Poczułam się urażona zachowaniem P. Servaasa, ale jestem gotowa uznać, że było one skierowane tylko do osób, które skorzystały z darmowych wejściówek i złamały warunki na których je dostały. [Nawiasem mówiąc z moich obserwacji wynika, że dużo osób z dawnego młyna po prostu wykupiło to miejsce. Jest ono dobre do kibicowania bo głos lepiej niesie.] Niemniej jednak, w celu wyjaśnienia nieporozumienia, jakieś wyjaśnienie od Zarządu wszystkim obecnym w sektorze E się należy.
Pan Bertus jest potrzebny i dzięki niemu mamy taką drużynę, nikt z tym nie dyskutuje. Ale szkoda, że nie chce docenić tego, co robią kibice, a przede wszystkim Stary Młyn. To śmieszne i dziwne dla mnie, przecież tak naprawdę oglądający mecze poza granicami kraju nie mają generalnie pojęcia co nasi śpiewają, logo Vive zna każdy, jest mnóstwo akcji promujących Klub i jego nową nazwę. Żal, że małostkowe i typowo polskie zachowania wkradły się na halę i psują to co piękne.
Z tym porozumieniem dziwne rzeczy się dzieją, przecież było dużo czasu na jego podpisanie, więc fakt, że sprawę próbuje rozegrać się tuż przed meczem rodzi pytania ...
Mecz był świetny, atmosfera również, a my o czym piszemy :( Szkoda, ale liczę na to, że z tego zamieszania jeszcze coś dobrego wyniknie. Dla Zespołu, Klubu, kibiców i naszego miasta.
http://www.echodnia.eu/apps/pbcs.dll/article?AID=/20121013/VIVE/121019470
:)
Czyli wychodzi na to że kością niezgody jest ten cały pseudo-twór nazywany KKV?. Gdyby nie oni to do porozumienia by doszło?.
Nic nikomu nie chcieliśmy udowadniać. Chcieliśmy zrobić mocny doping na meczu i się to udało. Jestem dumny z tego jak hala dopingowała w drugiej odsłonie meczu.
D Z I E C I N A D A !!!!
zarówno ze strony prezesa, jak i kibiców, zarówno pierwszych jak i drugich (niezależnie od tego które miejsce sobie przypisują)
Są zupełnie jak michaś i antoś, bo temu mama posmarowała kanapkę nutellą a temu cukrem i za chwilę zapominają że są braćmi...

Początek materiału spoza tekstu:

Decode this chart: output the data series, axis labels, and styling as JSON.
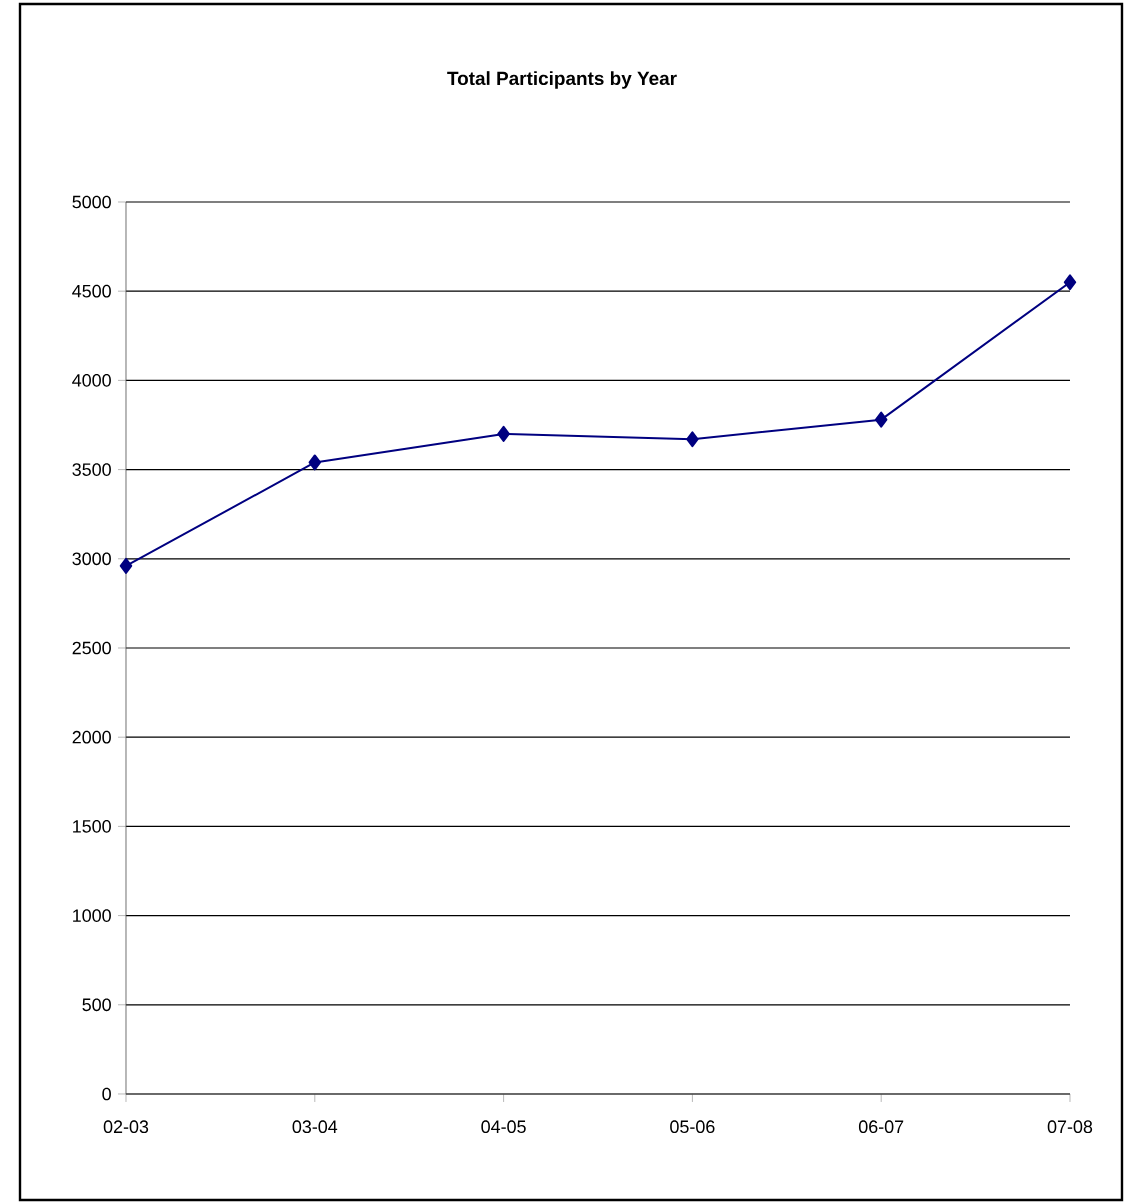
{
  "chart_data": {
    "type": "line",
    "title": "Total Participants by Year",
    "categories": [
      "02-03",
      "03-04",
      "04-05",
      "05-06",
      "06-07",
      "07-08"
    ],
    "series": [
      {
        "color": "#000080",
        "values": [
          2960,
          3540,
          3700,
          3670,
          3780,
          4550
        ]
      }
    ],
    "ylim": [
      0,
      5000
    ],
    "yticks": [
      0,
      500,
      1000,
      1500,
      2000,
      2500,
      3000,
      3500,
      4000,
      4500,
      5000
    ],
    "grid": "y",
    "marker": "diamond",
    "line_style": "solid"
  }
}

Dodam jedynie, że różnych kibiców spotykałem.Mądrych i uslinionych, 30 latków na etapie rozwoju 8 latka i 15 latków z dojrzałością 40latka, prezesi też różni bywali. Ale to wlasnie od Prezesów zawsze sie powinno wymagać klasy, więc po co on się wogole bawi w jakies rozmowy, porozumienia, wojny i dyktowanie trybunom co mają a czego nie mają spiewać. To często są dorosłe dzieci. On powinien być ponad to. Szkoda, że się Bertus bawi w przedszkole.